Last Friday, Professor Ron Radano, an ethnomusicologist, gave a paper entitled “Global Black Sound-Objects: Collection, Reclamation, and the Racial Politics of Ownership” as a part of the Ethnomusicology Lecture Series. At first, I felt apprehensive due to his first argument in his abstract “that common notions of musical theft (i.e., of White people stealing Black music) are actually upside down.” I was curious to see how he would navigate such a statement. Certainly, he did not mean to vindicate the white musicians who had stolen their music, such as in the case of the New Orleans Rhythm Kings and Joe “King” Oliver’s “Eccentric,” but rather, he decided to draw attention to the physicality of music through recordings. In other words, music was possessed by white audiences, or rather “white power” as he chose to term it, through the sale of musical recordings. Through the process of “Signifyin,’” consisting in this talk of purposeful storytelling, hidden meanings, and laughter, Black musicians were able to subvert the total white ownership of their sound objects in a similar way as they had done with white ownership of their bodies. Radano also sees an irony in the high value or incredibility of these sound objects to white power because of their perceived lack of credibility as music. (Yes, he insightfully chose to play with the two meanings of incredibility here.)

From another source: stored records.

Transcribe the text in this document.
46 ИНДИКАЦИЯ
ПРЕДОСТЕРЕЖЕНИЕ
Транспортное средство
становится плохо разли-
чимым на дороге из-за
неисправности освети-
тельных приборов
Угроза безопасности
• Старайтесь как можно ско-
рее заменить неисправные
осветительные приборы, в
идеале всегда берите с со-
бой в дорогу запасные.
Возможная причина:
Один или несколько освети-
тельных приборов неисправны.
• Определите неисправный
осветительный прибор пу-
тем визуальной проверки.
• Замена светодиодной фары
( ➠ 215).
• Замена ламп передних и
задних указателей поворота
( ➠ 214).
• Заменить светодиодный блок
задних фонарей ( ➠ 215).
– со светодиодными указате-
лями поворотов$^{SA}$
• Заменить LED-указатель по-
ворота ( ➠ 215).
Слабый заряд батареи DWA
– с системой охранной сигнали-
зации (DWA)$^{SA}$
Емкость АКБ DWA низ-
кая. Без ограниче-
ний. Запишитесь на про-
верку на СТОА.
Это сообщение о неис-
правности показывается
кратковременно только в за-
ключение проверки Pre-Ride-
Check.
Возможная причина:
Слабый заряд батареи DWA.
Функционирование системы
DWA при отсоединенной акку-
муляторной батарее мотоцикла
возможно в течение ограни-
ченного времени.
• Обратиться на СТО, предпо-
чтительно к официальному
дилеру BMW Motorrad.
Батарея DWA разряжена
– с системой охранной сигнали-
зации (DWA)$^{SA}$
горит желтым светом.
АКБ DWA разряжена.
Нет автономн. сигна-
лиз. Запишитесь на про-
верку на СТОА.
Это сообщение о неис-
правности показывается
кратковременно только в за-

Musical objects, to Radano, were first represented through the products of recordings took by colonialists in Africa during the late nineteenth century. This discussion then moved to the first recordings of Black minstrel performers, such as in George Washington Johnson’s “Laughing Song” from the 1890s which is full of resonant laughter and hidden meanings. As later pointed out by respondent Tsitsi Jaji, the meaning of the lyrics, “They said, ‘His mother was a Princess,/His father was a Prince,/And he’d been the apple of their eye/If he had not been a quince./But he’ll be the King of Africa/In the sweet by and by,’/And when I heard them say it, why/I laughed until I cried.,” could be lost to white audiences and better understood by Johnson’s Black audiences, who had ancestors who were enslaved.

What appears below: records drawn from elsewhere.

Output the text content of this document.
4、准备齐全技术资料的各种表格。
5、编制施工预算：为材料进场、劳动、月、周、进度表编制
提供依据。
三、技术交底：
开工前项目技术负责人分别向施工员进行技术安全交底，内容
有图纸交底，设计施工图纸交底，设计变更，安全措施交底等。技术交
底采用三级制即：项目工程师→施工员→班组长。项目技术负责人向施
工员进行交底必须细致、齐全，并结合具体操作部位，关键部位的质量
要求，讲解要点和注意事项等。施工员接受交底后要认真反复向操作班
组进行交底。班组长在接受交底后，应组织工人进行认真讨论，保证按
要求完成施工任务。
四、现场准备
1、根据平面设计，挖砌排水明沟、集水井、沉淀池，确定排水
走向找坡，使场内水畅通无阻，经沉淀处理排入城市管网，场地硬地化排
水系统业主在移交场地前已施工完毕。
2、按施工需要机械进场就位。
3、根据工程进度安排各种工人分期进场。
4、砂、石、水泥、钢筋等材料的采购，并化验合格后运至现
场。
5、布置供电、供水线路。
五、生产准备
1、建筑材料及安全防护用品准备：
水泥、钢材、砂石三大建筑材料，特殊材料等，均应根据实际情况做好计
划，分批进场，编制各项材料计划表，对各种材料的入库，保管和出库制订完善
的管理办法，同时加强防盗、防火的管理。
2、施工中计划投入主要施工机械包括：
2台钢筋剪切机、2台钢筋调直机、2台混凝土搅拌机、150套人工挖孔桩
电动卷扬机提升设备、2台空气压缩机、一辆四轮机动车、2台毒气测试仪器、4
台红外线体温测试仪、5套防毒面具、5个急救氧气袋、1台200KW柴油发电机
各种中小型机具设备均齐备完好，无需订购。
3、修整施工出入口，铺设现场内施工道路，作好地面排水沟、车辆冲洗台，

He closed the paper by leading us through an example of Louis Armstrong’s appearance in a short segment of a Betty Boop cartoon from 1932 singing “I’ll Be Glad When You’re Dead You Rascal You.” Through recording, Fleischer Studios was able to own the sound and image of Armstrong, juxtaposing his face and music to that of a cannibal chasing the two protagonists through the jungle, despite Armstrong’s efforts to present a respectable image through the formal attire of his band.
https://www.youtube.com/watch?v=gPpOJvm6998
Considering music as an object, as Radano has proposed through recordings, may lead to more innovative ways to describe the relationship between race and musical ownership. I’m looking forward to the publication of his forthcoming book, Alive in the Sound: Black Music as Counter-History, to further explore these avenues.